Mr. Shoup, formerly so defensive and self-justifying in the tragedy, taking no responsibility and using lawyers to exact full payment for the destroyed plane from the widow, evidenced later a change of heart after the widow, Pearl Ginther, came to him with full payment for the plane, and love and forgiveness for his role in the crash. Estranged from his wife, living with another woman, Shoup went back to his wife--a true sign that he intended to do what was right--as Bob Ginther had said was true of Mr. Shoup in his last letter.

Alfred Stadem was the old man who also experienced a profound change of heart. As a number of his family testify and can testify today, bitterness and judgmentalism had overtaken his spirit, poisoning his walk with God and his dealings with other Christians. It required two men’s deaths--deaths of the two dearest to him besides his wife--to effect a break-through into the grace and foregiveness and healing of Christ. He was, as his eldest daughter Pearl and others can testify, a changed man at the funerals. She can tell how she knew one death would not have been enough. He was a very strong man. No, it required two, and two it turned out to be.

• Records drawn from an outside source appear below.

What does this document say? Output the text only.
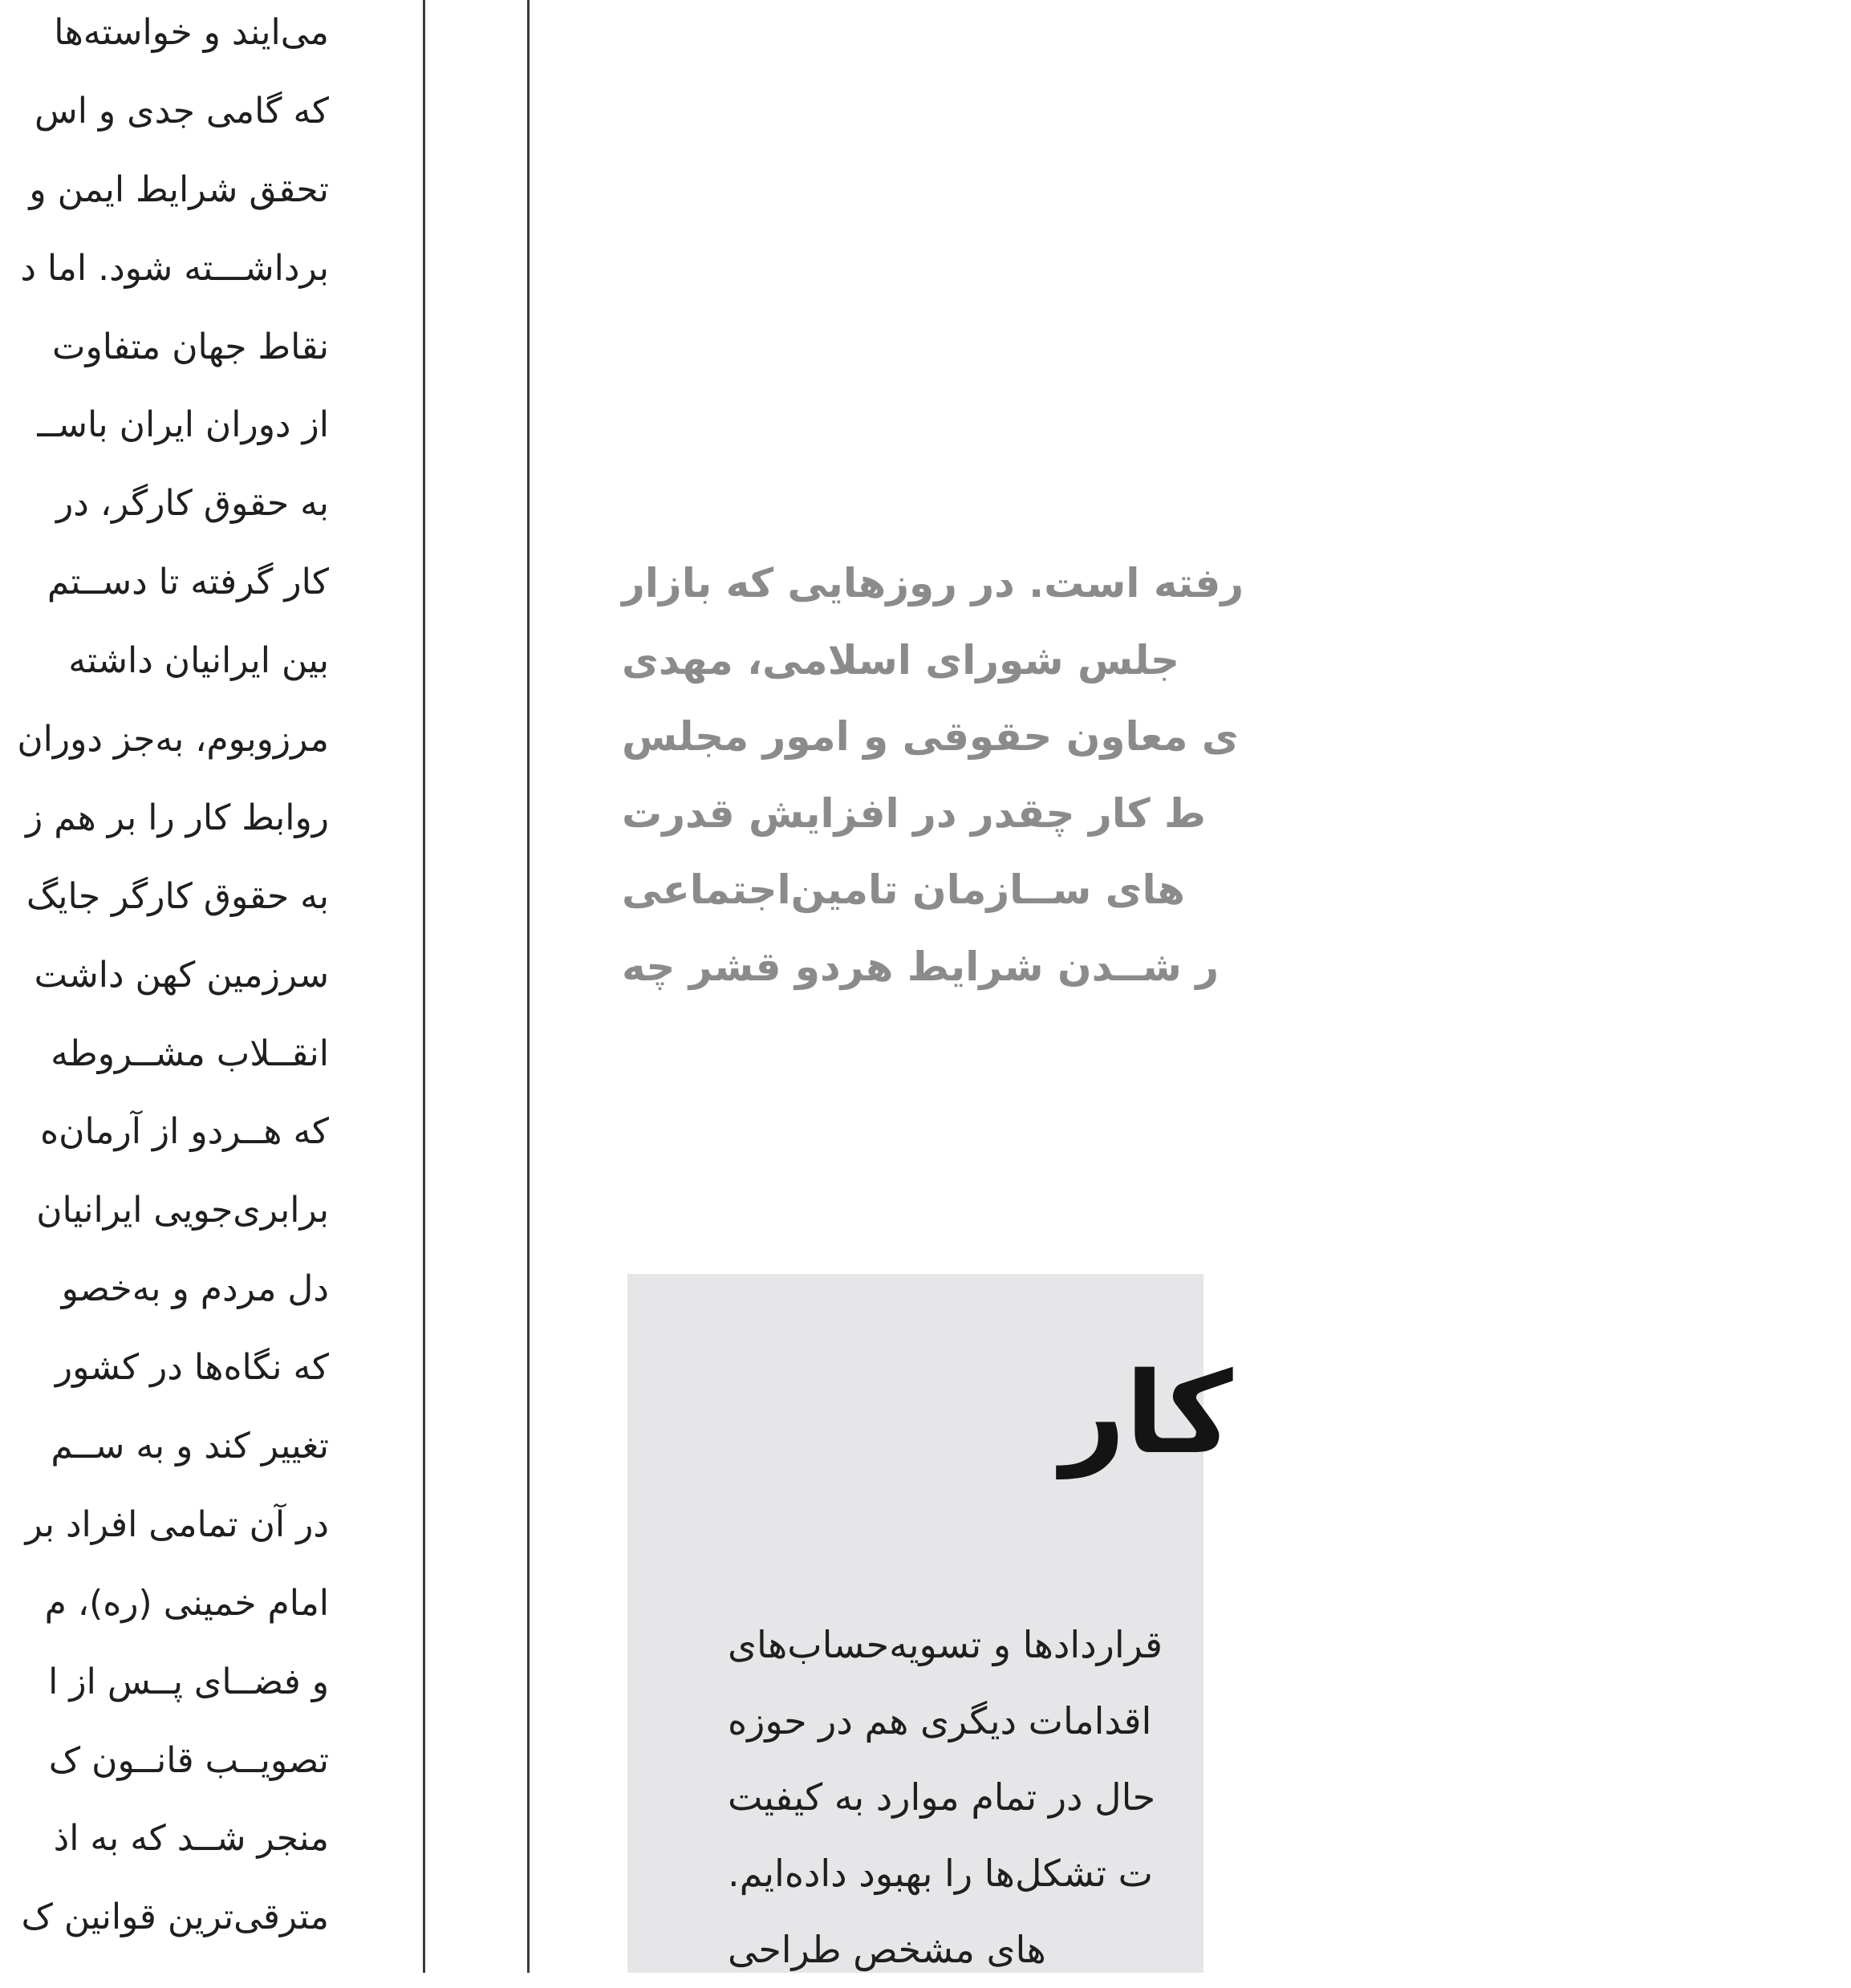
می‌ایند و خواسته‌ها
که گامی جدی و اس
تحقق شرایط ایمن و
برداشـــته شود. اما د
نقاط جهان متفاوت
از دوران ایران باســ
به حقوق کارگر، در
کار گرفته تا دســتم
بین ایرانیان داشته
مرزوبوم، به‌جز دوران
روابط کار را بر هم ز
به حقوق کارگر جایگ
سرزمین کهن داشت
انقــلاب مشــروطه
که هــردو از آرمان‌ه
برابری‌جویی ایرانیان
دل مردم و به‌خصو
که نگاه‌ها در کشور
تغییر کند و به ســم
در آن تمامی افراد بر
امام خمینی (ره)، م
و فضــای پــس از ا
تصویــب قانــون ک
منجر شــد که به اذ
مترقی‌ترین قوانین ک
رفته است. در روزهایی که بازار
جلس شورای اسلامی، مهدی
ی معاون حقوقی و امور مجلس
ط کار چقدر در افزایش قدرت
های ســازمان تامین‌اجتماعی
ر شــدن شرایط هردو قشر چه
کار
قراردادها و تسویه‌حساب‌های
اقدامات دیگری هم در حوزه
حال در تمام موارد به کیفیت
ت تشکل‌ها را بهبود داده‌ایم.
های مشخص طراحی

If just these effects occurred, their deaths were not in vain. However, as others have testified, those who had not yet made decisions for Christ then settled their destiny on both earthy and heavenly sides after seeing in these sudden deaths how tragically brief life can be and how suddenly it can be cut off.

The crash had a profound effect on the wider community too, as it was printed in headlines, and announced on the radio. The still unyielded father of Bob Ginther was struck to his knees by the news as he listened. Did he pray to God and confess his sins and become right with God? Ethel Barrymore the legendary stage actress said that being knocked to your knees by life is a good thing, because that is a good opportunity to pray.

We do not know if he prayed then, but later he did, turning his life and soul over to Jesus Christ just before he died. As Christ will reveal someday, there may have been literally hundreds of souls transformed and saved in like manner throughout South Dakota and even neighboring states, as the news of the crash spread widely at the time.

How profound, indeed--affecting two planets' destinies, and entwining them forever with a meaning they might never have possessed otherwise!